IAC AFLR is available on the EverWins KYN range on request. It is required by an increasing number of utility specifications and is highly recommended for any indoor switchroom where operators routinely move around the switchboard.
How to Specify Metal-Clad Switchgear
At the quotation stage, confirm the following parameters. Anything you cannot specify, our engineering team can derive from your single-line diagram and protection schedule.
1. Rated voltage. 12 kV class for 10/11 kV systems, 24 kV class for 20/22 kV systems, 40.5 kV class for 33/35 kV systems.
2. Rated main busbar current. Set by the largest continuous load on the bus, with a margin for future growth. Common values: 630 A, 1250 A, 1600 A; higher available on request.
3. Rated short-circuit current. From your system fault-level study. The cubicle short-time withstand must equal or exceed the prospective fault current at the switchboard location. Common values: 25 kA, 31.5 kA, 40 kA, all for 4 seconds.
4. Number and function of cubicles. List each cubicle by function: incoming feeder, outgoing feeder, transformer, motor, capacitor bank, voltage transformer, bus coupler, bus section, metering. The single-line diagram defines this.

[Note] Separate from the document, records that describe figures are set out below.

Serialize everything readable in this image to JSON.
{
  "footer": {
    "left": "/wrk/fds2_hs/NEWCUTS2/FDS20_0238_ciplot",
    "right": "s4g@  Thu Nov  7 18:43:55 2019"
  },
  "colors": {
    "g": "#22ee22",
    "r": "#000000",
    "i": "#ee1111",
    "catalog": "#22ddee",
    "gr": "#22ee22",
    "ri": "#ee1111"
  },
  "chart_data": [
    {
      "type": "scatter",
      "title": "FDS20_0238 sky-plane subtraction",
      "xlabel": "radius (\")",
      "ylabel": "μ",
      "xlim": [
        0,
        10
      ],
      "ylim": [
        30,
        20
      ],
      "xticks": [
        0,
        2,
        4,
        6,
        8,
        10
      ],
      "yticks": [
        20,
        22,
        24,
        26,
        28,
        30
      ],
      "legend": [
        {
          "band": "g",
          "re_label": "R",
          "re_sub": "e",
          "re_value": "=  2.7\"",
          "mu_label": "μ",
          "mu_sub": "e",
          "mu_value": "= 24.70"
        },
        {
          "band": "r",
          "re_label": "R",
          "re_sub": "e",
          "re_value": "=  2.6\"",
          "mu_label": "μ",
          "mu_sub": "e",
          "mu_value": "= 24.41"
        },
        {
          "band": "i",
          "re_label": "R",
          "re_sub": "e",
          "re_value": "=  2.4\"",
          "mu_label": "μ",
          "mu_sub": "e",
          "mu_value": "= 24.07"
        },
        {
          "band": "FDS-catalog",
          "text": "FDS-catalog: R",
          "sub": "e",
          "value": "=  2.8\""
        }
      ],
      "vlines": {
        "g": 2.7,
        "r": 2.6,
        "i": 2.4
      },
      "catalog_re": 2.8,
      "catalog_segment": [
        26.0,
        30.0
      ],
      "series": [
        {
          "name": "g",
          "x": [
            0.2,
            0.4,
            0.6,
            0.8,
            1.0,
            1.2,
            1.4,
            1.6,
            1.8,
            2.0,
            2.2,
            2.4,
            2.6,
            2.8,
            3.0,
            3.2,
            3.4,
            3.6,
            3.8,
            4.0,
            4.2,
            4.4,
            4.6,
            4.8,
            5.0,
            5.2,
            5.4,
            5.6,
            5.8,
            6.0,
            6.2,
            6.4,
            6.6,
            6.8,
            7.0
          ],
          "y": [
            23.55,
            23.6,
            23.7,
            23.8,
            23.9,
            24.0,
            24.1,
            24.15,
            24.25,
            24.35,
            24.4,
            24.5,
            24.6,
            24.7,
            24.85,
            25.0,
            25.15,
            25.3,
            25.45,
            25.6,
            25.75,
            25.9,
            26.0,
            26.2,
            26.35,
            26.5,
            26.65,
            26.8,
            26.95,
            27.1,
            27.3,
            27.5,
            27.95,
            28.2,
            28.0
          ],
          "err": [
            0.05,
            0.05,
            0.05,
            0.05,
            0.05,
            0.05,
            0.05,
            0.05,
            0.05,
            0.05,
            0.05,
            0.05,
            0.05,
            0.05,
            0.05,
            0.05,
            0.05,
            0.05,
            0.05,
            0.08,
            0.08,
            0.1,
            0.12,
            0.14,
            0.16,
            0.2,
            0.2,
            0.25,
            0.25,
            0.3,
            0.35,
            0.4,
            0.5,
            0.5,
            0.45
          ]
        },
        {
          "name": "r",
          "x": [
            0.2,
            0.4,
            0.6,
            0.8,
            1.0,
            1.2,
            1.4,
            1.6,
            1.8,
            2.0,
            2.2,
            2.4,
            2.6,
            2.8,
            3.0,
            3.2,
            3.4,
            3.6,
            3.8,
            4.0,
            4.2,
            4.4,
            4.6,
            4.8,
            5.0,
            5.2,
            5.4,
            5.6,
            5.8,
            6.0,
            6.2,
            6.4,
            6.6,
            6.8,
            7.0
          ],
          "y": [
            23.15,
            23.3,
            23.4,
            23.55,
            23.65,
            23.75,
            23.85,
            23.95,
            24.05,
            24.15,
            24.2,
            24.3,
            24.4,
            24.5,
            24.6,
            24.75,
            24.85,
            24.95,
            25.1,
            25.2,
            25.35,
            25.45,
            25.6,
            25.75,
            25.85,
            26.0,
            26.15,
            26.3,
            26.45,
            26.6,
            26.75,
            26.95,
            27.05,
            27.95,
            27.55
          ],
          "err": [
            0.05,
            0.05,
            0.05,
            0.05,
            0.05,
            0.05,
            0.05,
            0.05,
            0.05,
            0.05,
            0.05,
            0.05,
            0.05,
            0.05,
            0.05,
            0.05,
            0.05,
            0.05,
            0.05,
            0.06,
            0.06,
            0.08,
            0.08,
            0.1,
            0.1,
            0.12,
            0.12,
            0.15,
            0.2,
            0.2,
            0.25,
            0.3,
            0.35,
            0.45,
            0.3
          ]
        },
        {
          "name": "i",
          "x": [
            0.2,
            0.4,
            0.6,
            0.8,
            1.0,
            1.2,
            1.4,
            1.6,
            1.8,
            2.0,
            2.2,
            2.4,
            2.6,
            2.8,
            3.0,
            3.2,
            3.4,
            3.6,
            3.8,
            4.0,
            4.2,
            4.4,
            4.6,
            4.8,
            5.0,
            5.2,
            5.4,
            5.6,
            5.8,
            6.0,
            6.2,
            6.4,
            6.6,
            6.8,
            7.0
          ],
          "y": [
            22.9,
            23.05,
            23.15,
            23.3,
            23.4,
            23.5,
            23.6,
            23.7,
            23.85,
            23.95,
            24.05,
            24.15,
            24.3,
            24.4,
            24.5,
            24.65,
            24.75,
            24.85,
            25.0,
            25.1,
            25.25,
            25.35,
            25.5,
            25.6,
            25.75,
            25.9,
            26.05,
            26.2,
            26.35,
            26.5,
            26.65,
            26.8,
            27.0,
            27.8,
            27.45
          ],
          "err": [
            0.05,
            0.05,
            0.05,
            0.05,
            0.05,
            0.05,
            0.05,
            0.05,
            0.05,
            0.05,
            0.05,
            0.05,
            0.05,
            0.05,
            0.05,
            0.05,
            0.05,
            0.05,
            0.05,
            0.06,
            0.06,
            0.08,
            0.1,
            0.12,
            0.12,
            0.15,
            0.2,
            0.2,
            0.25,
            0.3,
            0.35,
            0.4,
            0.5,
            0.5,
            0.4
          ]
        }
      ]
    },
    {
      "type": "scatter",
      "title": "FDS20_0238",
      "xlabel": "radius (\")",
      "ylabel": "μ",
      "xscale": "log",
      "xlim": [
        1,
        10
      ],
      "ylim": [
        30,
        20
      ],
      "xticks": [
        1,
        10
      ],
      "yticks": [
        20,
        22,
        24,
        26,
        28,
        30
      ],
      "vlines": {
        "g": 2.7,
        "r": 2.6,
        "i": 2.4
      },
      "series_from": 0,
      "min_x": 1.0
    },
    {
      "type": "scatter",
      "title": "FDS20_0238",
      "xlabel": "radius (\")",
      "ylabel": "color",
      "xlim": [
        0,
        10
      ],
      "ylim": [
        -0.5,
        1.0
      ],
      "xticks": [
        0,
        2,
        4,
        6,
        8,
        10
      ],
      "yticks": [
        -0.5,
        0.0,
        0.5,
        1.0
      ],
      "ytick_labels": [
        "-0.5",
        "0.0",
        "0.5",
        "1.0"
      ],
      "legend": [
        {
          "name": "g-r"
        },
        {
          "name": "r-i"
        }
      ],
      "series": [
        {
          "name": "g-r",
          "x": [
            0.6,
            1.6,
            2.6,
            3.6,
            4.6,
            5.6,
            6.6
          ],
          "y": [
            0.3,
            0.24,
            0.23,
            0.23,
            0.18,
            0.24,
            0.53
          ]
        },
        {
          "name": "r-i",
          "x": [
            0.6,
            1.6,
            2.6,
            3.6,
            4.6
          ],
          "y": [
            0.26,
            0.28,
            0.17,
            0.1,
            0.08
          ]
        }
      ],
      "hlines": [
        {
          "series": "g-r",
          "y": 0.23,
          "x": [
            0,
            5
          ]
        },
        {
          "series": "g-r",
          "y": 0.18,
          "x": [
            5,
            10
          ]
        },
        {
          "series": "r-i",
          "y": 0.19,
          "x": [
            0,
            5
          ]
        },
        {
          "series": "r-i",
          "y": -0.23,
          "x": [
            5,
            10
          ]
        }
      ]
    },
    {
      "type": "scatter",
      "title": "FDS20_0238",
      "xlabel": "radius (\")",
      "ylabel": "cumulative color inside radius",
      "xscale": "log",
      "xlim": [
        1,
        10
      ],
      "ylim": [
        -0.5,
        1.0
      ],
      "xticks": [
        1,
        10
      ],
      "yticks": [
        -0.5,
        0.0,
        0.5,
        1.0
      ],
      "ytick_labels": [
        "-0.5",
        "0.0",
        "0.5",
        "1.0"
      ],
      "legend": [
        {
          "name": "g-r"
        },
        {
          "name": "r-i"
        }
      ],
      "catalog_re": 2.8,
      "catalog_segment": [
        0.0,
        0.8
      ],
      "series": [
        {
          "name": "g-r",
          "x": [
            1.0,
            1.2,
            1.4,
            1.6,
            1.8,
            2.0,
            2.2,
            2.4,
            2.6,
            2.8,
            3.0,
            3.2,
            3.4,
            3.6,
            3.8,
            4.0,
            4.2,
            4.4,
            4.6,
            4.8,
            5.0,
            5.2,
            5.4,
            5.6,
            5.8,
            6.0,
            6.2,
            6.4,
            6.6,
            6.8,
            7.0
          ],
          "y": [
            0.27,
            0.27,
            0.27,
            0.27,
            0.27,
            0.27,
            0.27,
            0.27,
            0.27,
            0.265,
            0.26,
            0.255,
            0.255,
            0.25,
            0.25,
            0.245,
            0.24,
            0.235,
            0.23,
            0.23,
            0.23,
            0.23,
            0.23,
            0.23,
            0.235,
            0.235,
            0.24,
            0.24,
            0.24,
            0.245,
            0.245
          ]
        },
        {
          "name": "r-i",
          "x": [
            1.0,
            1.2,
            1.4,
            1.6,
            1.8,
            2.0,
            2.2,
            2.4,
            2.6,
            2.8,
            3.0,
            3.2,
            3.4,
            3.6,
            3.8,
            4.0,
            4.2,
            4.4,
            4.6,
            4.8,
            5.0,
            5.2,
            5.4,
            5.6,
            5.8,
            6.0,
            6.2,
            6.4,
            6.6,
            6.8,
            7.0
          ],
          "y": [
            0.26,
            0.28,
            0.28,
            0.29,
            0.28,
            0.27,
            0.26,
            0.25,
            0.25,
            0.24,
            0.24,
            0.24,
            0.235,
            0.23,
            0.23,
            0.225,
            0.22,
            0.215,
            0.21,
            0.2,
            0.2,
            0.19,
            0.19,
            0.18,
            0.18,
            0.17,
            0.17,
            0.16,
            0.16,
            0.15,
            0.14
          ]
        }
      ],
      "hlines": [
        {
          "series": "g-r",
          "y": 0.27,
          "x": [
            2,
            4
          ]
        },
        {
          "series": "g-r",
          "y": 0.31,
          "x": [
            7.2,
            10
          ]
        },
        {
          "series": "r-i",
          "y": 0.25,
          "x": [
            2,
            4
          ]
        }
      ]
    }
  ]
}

5. Protection scheme. The relay configuration on each cubicle: overcurrent and earth fault on outgoing feeders, transformer differential and Buchholz trip on transformer feeders, motor protection on motor feeders, distance or directional protection on incoming feeders where required.
6. Cable entry direction. Bottom entry (most common) or top entry, with the cable trench or tray dimensions confirmed.
7. Internal arc class. IAC AFLR is recommended where operators routinely move around the switchboard.
8. Auxiliary supplies. Control voltage (typically 110 V DC, 220 V DC, or 220 V AC), trip and close coil voltages, and the source of these supplies.
Installation and Maintenance
Metal-clad switchgear is among the longest-lived equipment in a substation, with a typical service life of 30 to 40 years when the routine maintenance is kept up. The dominant maintenance items are:
• Annual visual and operational inspection — verify interlock chains, racking mechanism, shutter operation, and ground continuity.
• Three-yearly contact resistance measurement — check primary disconnect and earthing switch contacts; a rising contact resistance indicates fretting or oxidation.
• Three- to five-yearly vacuum integrity test on the breaker bottles — confirms the interrupters still hold vacuum and will still interrupt fault current.
• Periodic relay testing — secondary injection of the protective relays at the interval specified by the protection coordination study.
• Visual check of busbar connections during major outages — torque verification on bolted joints, infrared scan of joint temperatures under load.
Properly specified and maintained, a metal-clad switchboard reliably handles two to three generations of facility equipment changes over its service life. The dominant failure modes are insulation degradation in heavily polluted indoor environments, contact failure from undersized cubicles operating near rated current continuously, and interlock failure from physical damage during racking — all preventable through correct specification at order stage and basic maintenance discipline through service life.